Чиверел ухмыльнулся. Порисоваться еще? Нет, это дешевка; но он должен был доставить себе какое–то удовольствие напоследок перед уходом в бескрайнюю холодную пустыню своего внутреннего мира.

— Вот именно откажусь. Со множеством благодарностей. Я же сказал тебе, что с этим покончено.

Она с ужасом смотрела на него, потому что они не раз часами говорили о том, что было бы, если бы представилась такая возможность.

— Мартин, я не верю.

— Это правда, — сказал он на этот раз твердо и спокойно. — Я по–прежнему буду писать, может быть, киносценарии — время от времени, ради денег, — но для Театра больше писать не буду. Впрочем, это неважно, потому что Театр, каким мы его знаем, долго не просуществует. Прежнее волшебство потеряло силу. Да, я знаю, я слышал твои слова: он всегда при последнем издыхании. Но не забывай, что даже самые упрямые больные в конце концов поворачиваются лицом к стене. И, по–моему, сейчас в жизни Театра как раз такой момент.

— И тебя это нисколько не волнует?

— В какой–то мере волнует. Но не слишком.

К его удивлению, однако, она восприняла это вполне хладнокровно. Только посмотрела на него долгим задумчивым взглядом, как смотрят на больных.

— Сейчас тебя вообще мало что волнует? — спросила она.

— Да. Я сделал почти все, что я хотел сделать…

— Нет, не все. Ты не сделал главного — того, что должен был и действительно хотел сделать…

Чиверел поднял брови.

— Что же я хотел сделать?

— Бежать из своей внутренней тюрьмы, — сказала она резко. — Разбить стеклянную дверь, которую ты соорудил для себя.

— Этого не в силах сделать никто из нас, — ответил он, пожалуй, слишком категорично.

— Откуда тебе знать? Ты еще даже самого себя не знаешь. — Она помолчала, печально взглянула на него и тихо добавила: — Я знаю, что тебе плохо, Мартин, ты устал и выдохся, — может быть, мне не стоит говорить дальше…

— Продолжай, — сказал он мрачно. — Я выдержу.

— Не знаю. Ты усталый, больной человек, Мартин.

— О боже! — почти закричал он в раздражении. — Ты скоро посадишь меня в инвалидную коляску! Говори, в чем дело?

— Дело в том, Мартин, — и я давно хотела тебе сказать это, — что ты развращен успехом. Ты получил слишком много, и все досталось тебе слишком легко. И поскольку тебе не для чего — и не для кого — работать, бороться, не о чем и не о ком заботиться, ты заскучал, стал циничным и желчным, замкнулся в себе самом и вообразил, что знаешь о жизни все.

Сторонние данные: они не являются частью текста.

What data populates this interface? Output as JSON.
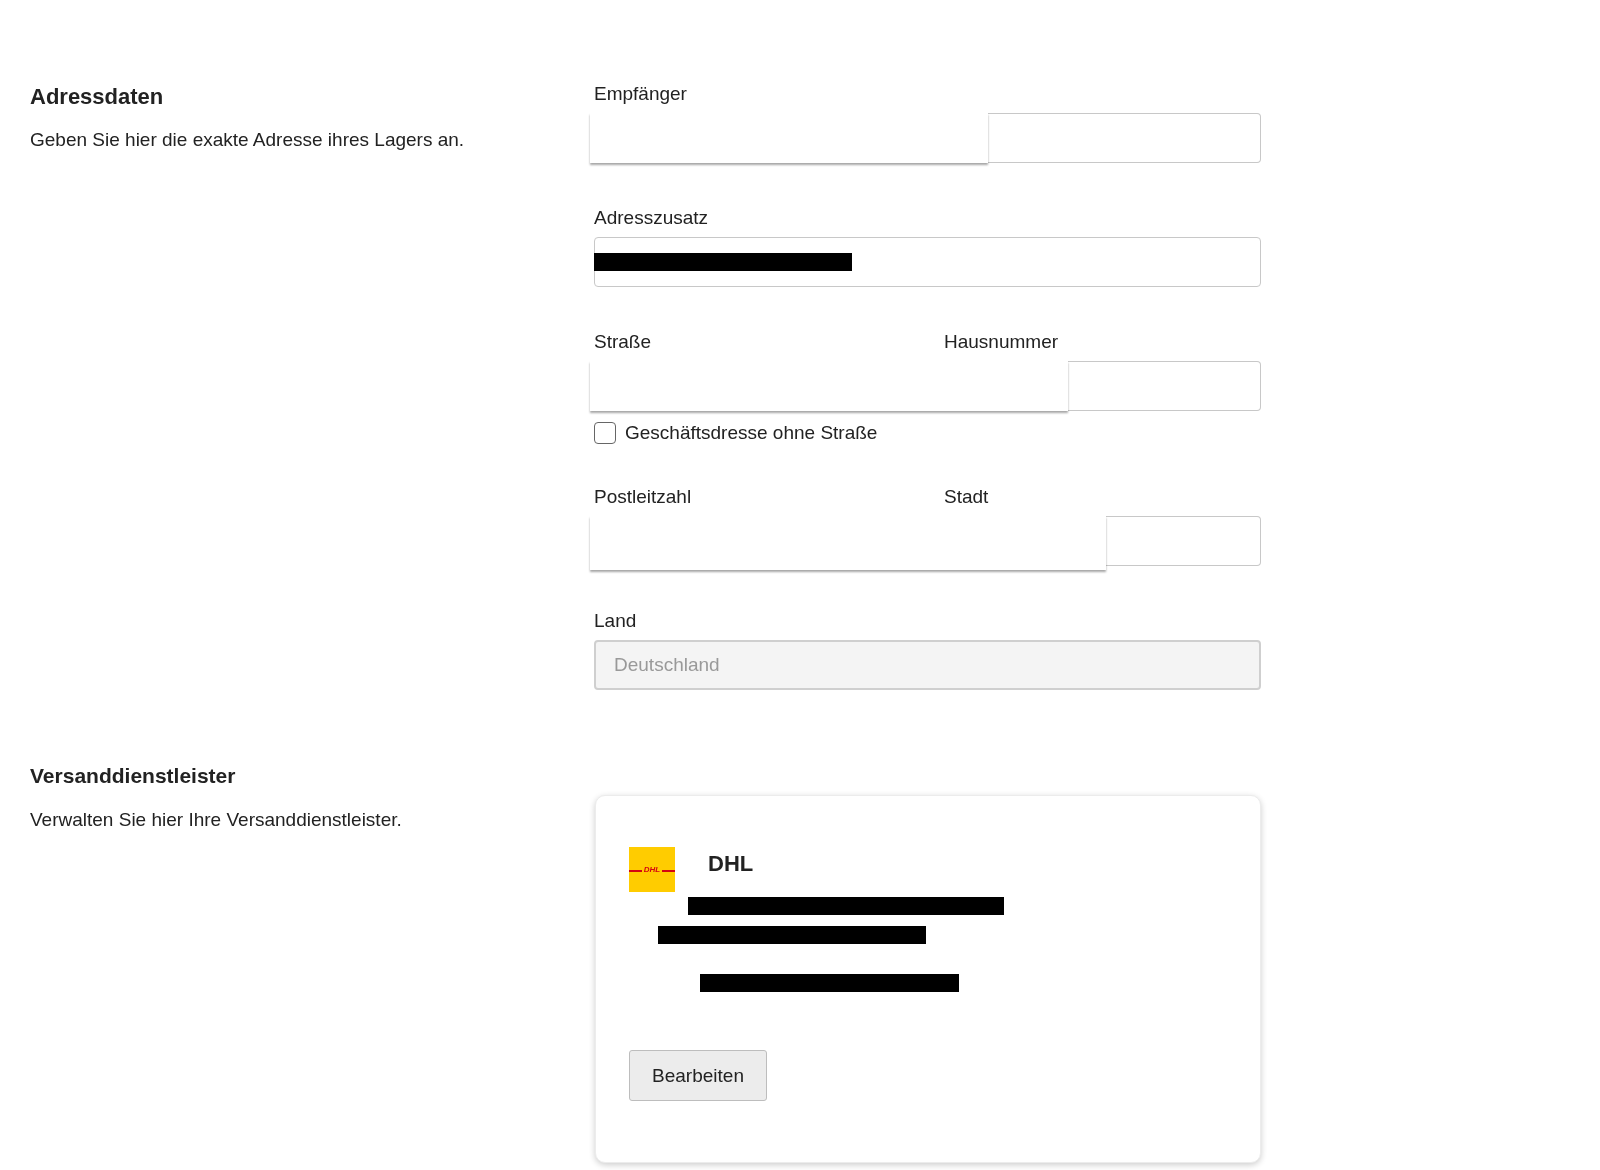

Он задумался над ее словами и пришел к выводу, что она совершенно не права. Что–то с ним не так, но дело совсем в другом. Ему пятьдесят, и он лет на пятнадцать старше тех, к кому можно отнести сказанное ею. Умные набалованные молодые люди — вот кто скучает, становится циничным и желчным. Он был далек от таких глупостей; но он не осуждал Паулину за то, что она этого не понимала. Он чувствовал невероятное, безмерное утомление и одиночество, словно вся его энергия, весь интерес к жизни куда–то улетучились. Может быть, одна какая–нибудь железа перестала нормально работать и нарушила баланс в организме. А может быть, весь механизм износился. Но не было смысла углубляться в эту тему с Паулиной, поэтому он просто проворчал, что он счастливчик и знает, что многим беднягам не так везло, как ему…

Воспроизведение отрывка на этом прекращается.